Boeing affirme que sa plainte déposée contre Bombardier vise à tuer dans l'oeuf la possibilité que des subventions permettent à son rival de développer une version allongée de la C Series qui viendrait concurrencer sa famille d'avions 737.

Pour le constructeur québécois d'avions et de trains, cette affirmation déboulonne l'argument de Boeing selon lequel la C Series constitue une menace imminente et fait en sorte que les autorités américaines devraient mettre un terme à leur enquête.

Ces informations figurent dans des documents distincts déposés auprès de la Commission du commerce international des États-Unis (ITC) la semaine dernière et qui fournissent des détails sur la plus récente dispute commerciale entre le Canada et les États-Unis.

Sans intervention de Washington, Bombardier pourrait bonifier l'offre de sa flotte d'appareils monocouloirs - comme l'a fait le géant européen Airbus avec succès dans le passé - prétend Boeing dans son document de 109 pages.

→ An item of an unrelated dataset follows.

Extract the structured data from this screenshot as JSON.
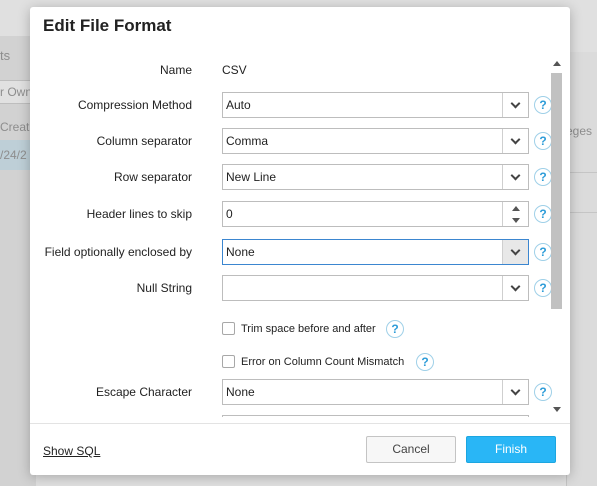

«L'industrie a été victime de la même stratégie dans le passé, alors que les subventions (accordées à) Airbus lui ont permis d'écarter McDonnell Douglas et Lockheed et de mettre la main sur la moitié du marché mondial, détruisant au passage des emplois américains biens rémunérés», est-il écrit.

Pour sa part, dans un document distinct, Bombardier réplique que les efforts de Boeing pour freiner l'arrivée d'une nouvelle technologie sur le marché sont «mal orientés». L'entreprise ajoute que la plainte du géant de Chicago demande aux autorités américaines de prendre une décision en imaginant un scénario hypothétique.

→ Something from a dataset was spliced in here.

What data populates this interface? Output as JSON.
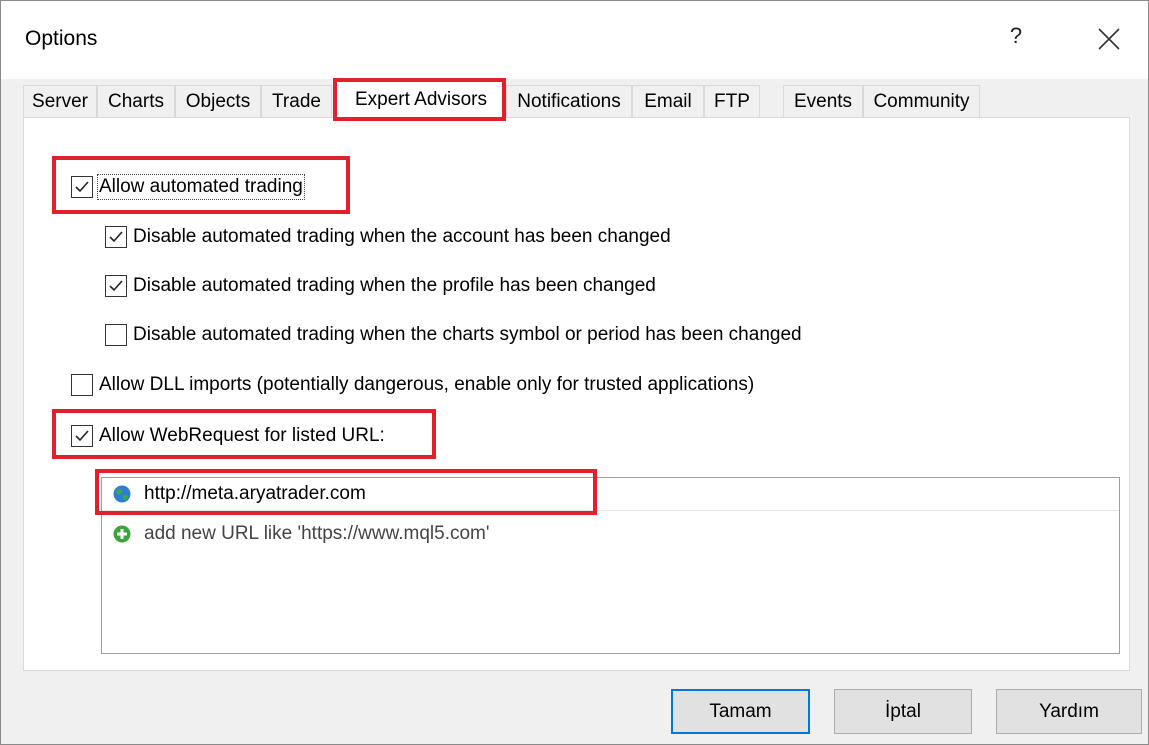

Bombardier ajoute que ses C Series ne menacent pas Boeing à court terme étant donné que les premiers avions ne seront pas livrés à Delta Air Line avant au moins une autre année. L'avionneur québécois précise que le carnet de commandes de Boeing pour les 737 affiche complet pour environ huit ans et que sa valeur est estimée à quelque 190 milliards US.

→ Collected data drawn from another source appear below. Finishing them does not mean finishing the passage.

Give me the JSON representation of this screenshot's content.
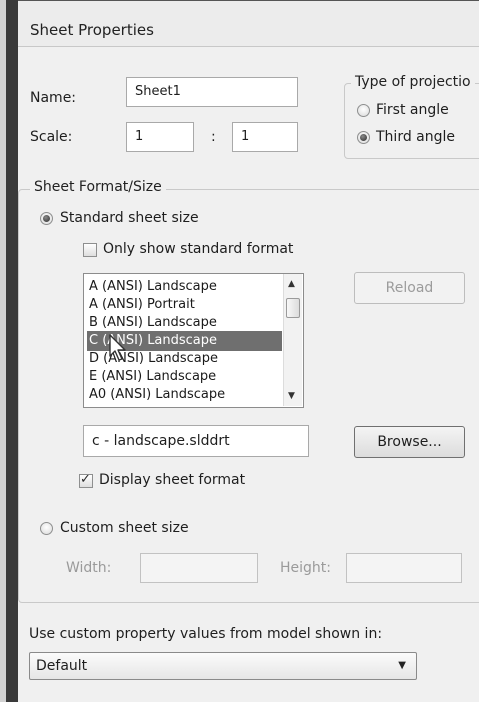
{
  "dialog": {
    "title": "Sheet Properties"
  },
  "name_field": {
    "label": "Name:",
    "value": "Sheet1"
  },
  "scale": {
    "label": "Scale:",
    "left": "1",
    "separator": ":",
    "right": "1"
  },
  "projection": {
    "group_label": "Type of projectio",
    "options": [
      {
        "label": "First angle",
        "selected": false
      },
      {
        "label": "Third angle",
        "selected": true
      }
    ]
  },
  "sheet_format": {
    "group_label": "Sheet Format/Size",
    "standard_option": {
      "label": "Standard sheet size",
      "selected": true
    },
    "only_standard_checkbox": {
      "label": "Only show standard format",
      "checked": false
    },
    "sheet_list": {
      "items": [
        "A (ANSI) Landscape",
        "A (ANSI) Portrait",
        "B (ANSI) Landscape",
        "C (ANSI) Landscape",
        "D (ANSI) Landscape",
        "E (ANSI) Landscape",
        "A0 (ANSI) Landscape"
      ],
      "selected": "C (ANSI) Landscape"
    },
    "reload_button": "Reload",
    "format_file": "c - landscape.slddrt",
    "browse_button": "Browse...",
    "display_format_checkbox": {
      "label": "Display sheet format",
      "checked": true
    },
    "custom_option": {
      "label": "Custom sheet size",
      "selected": false
    },
    "width": {
      "label": "Width:",
      "value": ""
    },
    "height": {
      "label": "Height:",
      "value": ""
    }
  },
  "model_property": {
    "label": "Use custom property values from model shown in:",
    "selected": "Default"
  }
}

«Comparer ce dossier à ce qui est arrivé avec Airbus constitue une utilisation abusive de la menace imminente», fait valoir Bombardier.

Le constructeur d'avions et de trains ajoute que les tribunaux commerciaux et l'ITC établissent à environ 18 mois la fenêtre en ce qui a trait à la disposition de menace imminente plutôt que cinq ans, tel qu'allégué par Boeing.

Échaudée par la commande de 75 appareils CS100 décrochée par Bombardier auprès de Delta l'an dernier, Boeing demande aux autorités américaines d'imposer un droit compensatoire d'au moins 79,41% ainsi qu'un autre droit antidumping de 79,82% sur les ventes de CSeries au sud de la frontière.

«S'il était juste, comme l'affirme Boeing, que (la commande de) Delta avait donné un élan à Bombardier, (...) on aurait pu s'attendre à voir d'autres commandes de C Series aux États-Unis, mais il n'y en a eu aucune dans les 13 mois ayant suivi celle de Delta», affirme l'entreprise québécoise, qui ajoute que la famille d'avions 737 générera des flux de trésorerie de 26 milliards US au cours des quatre prochaines années.

Boeing accuse Bombardier de concurrence déloyale à l'endroit de ses appareils 737 étant donné que l'avionneur québécois a bénéficié d'investissements publics de 2,5 milliards US du gouvernement québécois ainsi que de la Caisse de dépôt et placement du Québec.

Une décision préliminaire est attendue d'ici le 12 juin.

Bombardier rejette par ailleurs les accusations de Boeing selon lesquelles les prêts reçus au fil du temps sont en fait des subventions interdites en vertu des règles de l'Organisation mondiale du commerce (OMC) et souligne que son concurrent américain a déjà été pointé du doigt par ce tribunal commercial.

L'OMC a déterminé que Boeing avait reçu dans le passé plus de 3 milliards US de subventions inadmissibles. L'entreprise a également bénéficié de 2,2 milliards US en crédits d'impôt, une mesure que Washington avait éliminé avant que l'OMC ne rende une décision.